Monday, Apr. 30, 1956

Getting into the Act

In the Middle East, as in Southeast Asia, the U.S. hopes somehow to back its friends without at the same time driving the enemies of these friends into Khrushchev's hug. It is ticklish going. So far the U.S., which more or less thought up the Baghdad Pact, has refrained from joining it for fear of antagonizing Egypt's Nasser, who considers the pact a trick to split the Arab world away from him. Last week, without quite signing the pact, the U.S. found a diplomatic way of showing its solidarity with those Moslem lands which are ready to join hands with the West.

To accomplish its delicate mission Washington sent its ablest Middle East specialist, Career Ambassador Loy Henderson, at the head of a topflight delegation of 23 observers to a Baghdad Pact council meeting in Teheran. The pact's five members--Turkey, Iraq, Iran, Pakistan and Britain--were ready with a program that accented economic rather than military measures.

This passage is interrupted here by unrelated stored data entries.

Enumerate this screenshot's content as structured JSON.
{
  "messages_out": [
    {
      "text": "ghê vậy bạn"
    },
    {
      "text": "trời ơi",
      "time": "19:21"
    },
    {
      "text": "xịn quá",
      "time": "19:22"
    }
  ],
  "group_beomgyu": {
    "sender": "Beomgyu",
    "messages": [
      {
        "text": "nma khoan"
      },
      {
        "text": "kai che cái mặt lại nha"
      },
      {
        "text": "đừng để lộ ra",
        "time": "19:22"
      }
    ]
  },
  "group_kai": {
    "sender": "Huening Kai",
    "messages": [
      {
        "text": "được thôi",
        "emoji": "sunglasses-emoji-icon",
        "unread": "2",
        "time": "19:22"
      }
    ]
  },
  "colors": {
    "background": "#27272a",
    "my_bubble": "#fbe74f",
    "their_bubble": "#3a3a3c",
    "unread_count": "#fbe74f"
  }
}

Henderson, backed by President Eisenhower's request for $100 million from Congress for special Middle East aid, pitched right in. Sample projects agreed on: a joint five-nation study for development of the Tigris-Euphrates basin's water resources, a joint board to help coordinate development projects in all pact countries. Enrolling the U.S. as a full member of the pact's economic committee, Henderson sought to show that no new colonialism was intended: "We desire to work with groups of nations which have banded together for their common security and welfare, and so to strengthen them that they will demonstrate to other nations in the area that such cooperation is the true road to the achievement of national aspirations." Before the sessions ended, the U.S. also joined the pact's countersubversion committee.

Obviously, the U.S. also hoped that the meaning of its move and its motives were not lost on Egypt's Nasser, who was off in southern Arabia last week lining up little Yemen in his neutralist military alliance.